Ainda não há um tratamento específico para a anemia falciforme, ou seja, esta é uma das doenças para a qual ainda não se conhece a cura. Os portadores precisam de acompanhamento médico constante (quanto mais cedo começar, melhor o prognóstico) para manter a oxigenação adequada nos tecidos e a hidratação, prevenir infecções e controlar as crises de dor.




Conclusões


  • Luiza Magalhães, 23:  Anemia Falciforme e Leucemia, ambas as doenças atacam os nossos glóbulos, a anemia ataca os glóbulos vermelhos, alterando essa célula e fazendo com que a mesma acabe se rompendo, e a leucemia ataca os nossos glóbulos brancos, causando infecções, ela também pode impedir a produção de glóbulos brancos, vermelhos e placetas. As duas doenças são muito prejudiciais a nossa saúde, por isso é muito importante, sempre fazer exames, e estar atentos a qualquer tipo de sintoma, ainda mais se tratando da leucemia, já que a mesma pode atacar a médula óssea, prejudicando então as nossas céluas sanguíneas.

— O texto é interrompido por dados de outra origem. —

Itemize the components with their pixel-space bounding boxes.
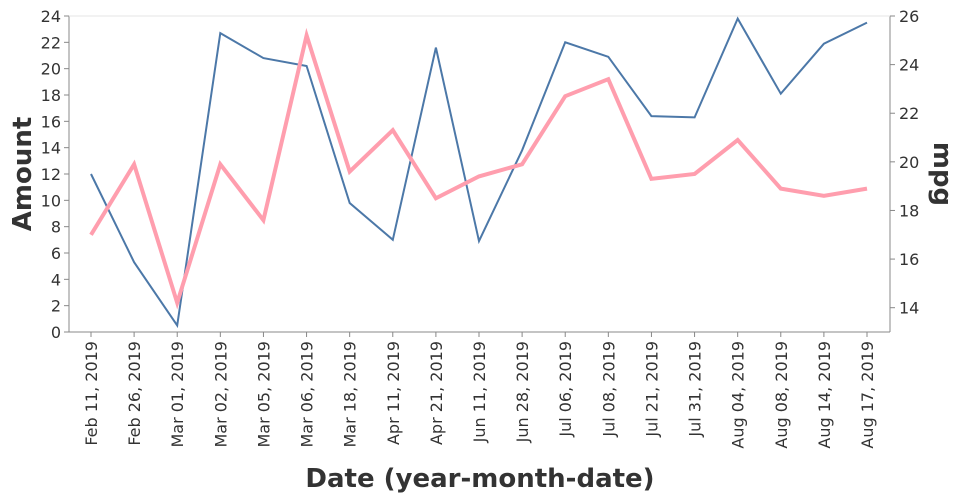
x-tick-label: Jul 21, 2019 [642,341,661,438]
x-tick-label: Jun 11, 2019 [470,341,489,443]
mpg-data-point [306,34,308,36]
mpg-data-point [650,178,652,180]
left-tick-label: 8 [51,218,61,237]
mpg-data-point [349,171,351,173]
mpg-data-point [435,197,437,199]
left-tick-label: 20 [41,60,61,79]
right-axis-ticks: 14 16 18 20 22 24 26 [890,7,919,318]
mpg-data-point [133,163,135,165]
x-tick-label: Jul 31, 2019 [686,341,705,438]
x-tick-label: Aug 14, 2019 [815,341,834,449]
left-tick-label: 10 [41,191,61,210]
left-tick-label: 0 [51,323,61,342]
x-tick-label: Jul 06, 2019 [556,341,575,438]
series-layer [89,16,868,329]
amount-data-point [737,18,739,20]
mpg-data-point [780,188,782,190]
mpg-data-point [521,163,523,165]
left-tick-label: 2 [51,297,61,316]
x-tick-label: Jun 28, 2019 [513,341,532,443]
left-tick-label: 24 [41,7,61,26]
right-tick-label: 26 [899,7,919,26]
x-axis-title: Date (year-month-date) [305,464,654,494]
left-tick-label: 18 [41,86,61,105]
x-tick-label: Aug 17, 2019 [858,341,877,449]
mpg-data-point [823,195,825,197]
mpg-data-point [478,175,480,177]
mpg-data-point [176,302,178,304]
mpg-data-point [737,139,739,141]
mpg-data-point [564,95,566,97]
amount-data-point [564,41,566,43]
amount-data-point [176,324,178,326]
mpg-data-point [262,219,264,221]
left-tick-label: 12 [41,165,61,184]
x-tick-label: Mar 02, 2019 [211,341,230,448]
amount-data-point [780,93,782,95]
left-tick-label: 16 [41,112,61,131]
x-tick-label: Mar 06, 2019 [298,341,317,448]
right-tick-label: 24 [899,56,919,75]
amount-data-point [607,56,609,58]
right-tick-label: 18 [899,201,919,220]
right-tick-label: 22 [899,104,919,123]
left-tick-label: 4 [51,270,61,289]
amount-data-point [435,47,437,49]
mpg-data-point [607,78,609,80]
mpg-data-point [866,188,868,190]
x-tick-label: Aug 08, 2019 [772,341,791,449]
amount-data-point [823,43,825,45]
amount-data-point [521,149,523,151]
amount-data-point [219,32,221,34]
mpg-data-point [694,173,696,175]
amount-data-point [478,240,480,242]
x-tick-label: Feb 26, 2019 [125,341,144,446]
y-axis-title-right: mpg [927,142,957,206]
y-axis-title-left: Amount [8,117,38,232]
mpg-series-line [89,27,868,310]
amount-data-point [133,261,135,263]
x-tick-label: Jul 08, 2019 [599,341,618,438]
x-tick-label: Mar 05, 2019 [254,341,273,448]
left-tick-label: 14 [41,139,61,158]
amount-data-point [349,202,351,204]
amount-data-point [306,65,308,67]
amount-data-point [392,239,394,241]
x-tick-label: Mar 01, 2019 [168,341,187,448]
mpg-data-point [90,234,92,236]
amount-data-point [262,57,264,59]
amount-data-point [866,22,868,24]
right-tick-label: 14 [899,299,919,318]
right-tick-label: 16 [899,250,919,269]
x-tick-label: Feb 11, 2019 [82,341,101,446]
x-axis-ticks: Feb 11, 2019 Feb 26, 2019 Mar 01, 2019 Mar … [82,332,877,449]
amount-series-line [90,16,868,329]
x-tick-label: Apr 21, 2019 [427,341,446,445]
amount-data-point [650,115,652,117]
x-tick-label: Apr 11, 2019 [384,341,403,445]
amount-data-point [694,116,696,118]
right-tick-label: 20 [899,153,919,172]
x-tick-label: Mar 18, 2019 [341,341,360,448]
x-tick-label: Aug 04, 2019 [729,341,748,449]
left-tick-label: 22 [41,33,61,52]
mpg-data-point [219,163,221,165]
amount-data-point [90,173,92,175]
left-tick-label: 6 [51,244,61,263]
mpg-data-point [392,129,394,131]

  • Kamila Oliveira, 17: A Leucemia é uma doença grava que precisa de um tratamento rápido para minimizar as consequências da doença. Contudo, a morte pode ser em alguns casos uma realidade. Na maioria das vezes, além de enfrentar a doença, os pacientes e seus familiares têm outros obstáculos: falta de informações e linguagem clara e compreensível, medo, incertezas, preconceitos.
    A falta de conhecimento sobre o assunto também faz com que o número de doadores de medula óssea seja insuficiente para atender às necessidades de transplantes.

  • Millena Geraldeli, 26: Ao fim deste trabalho concluímos que, a leucemia é um tipo de câncer que acomete os glóbulos brancos e que atinge os leucócitos produzidos pela medula óssea. É uma doença que se caracteriza pelo acúmulo de leucócitos anormais na medula óssea, prejudicando ou impedindo a produção de hemácias, leucócitos e plaquetas.
    Existem quatro tipos principais de leucemia que são: Leucemia mielóide aguda, leucemia mielóide crônica, leucemia linfóide aguda e leucemia linfóide crônica . O diagnóstico da leucemia é feito baseando-se no histórico do paciente e através de vários exames como hemograma completo, tomografia computadorizada, raios-X, biópsia da medula óssea, ou biópsia de um gânglio linfático. Para todos os tipos de leucemia, a quimioterapia é indicada. Em alguns pacientes é necessária a transfusão de eritrócitos para tratar a anemia, plaquetas para tratar os sangramentos e antibióticos para tratar as infecções.

  • Esmirna Oliveira, 08: A leucemia é um tipo de câncer que afeta as células brancas do sangue e é uma doença desenvolvida na medula óssea, porém, é uma doença que ainda não tem suas causas conhecidas, mas sabe-se que é influenciada por fatores genéticos e ambientais que resultam na mutação do DNA. Os sintomas são consequência do acúmulo de células afetadas na medula óssea, que acabam por prejudicar ou até mesmo impedir a produção de glóbulos vermelhos, dos glóbulos brancos e plaquetas e podem ser confundidos facilmente com sintomas de doenças comuns logo no começo.

  • Beatriz Monteiro, 02: A doença falciforme é muito difícil de ser identificada pois ela geralmente não demonstra sintomas até ter a doença em um nível elevado. ela não possui cura, porem existem tratamentos para melhorar a doença. Ela é provocada a partir da falta dos glóbulos vermelhos, e geralmente, em áreas onde se tem menos oxigênio, como em altitudes elevadas. a pessoa já começa a sentir sintomas por causa desta falta de oxigênio.
    A leucemia já é uma doença por glóbulos brancos. Esta doença age bem rápido apos ser instalada, por isso já deve começar a ser tratada logo em seguida da sua descoberta. o tratamento tem o objetivo de destruir as células corrompidas pela doença. Ela tem cura, por isso deve ser tratada de imediato após o diagnostico.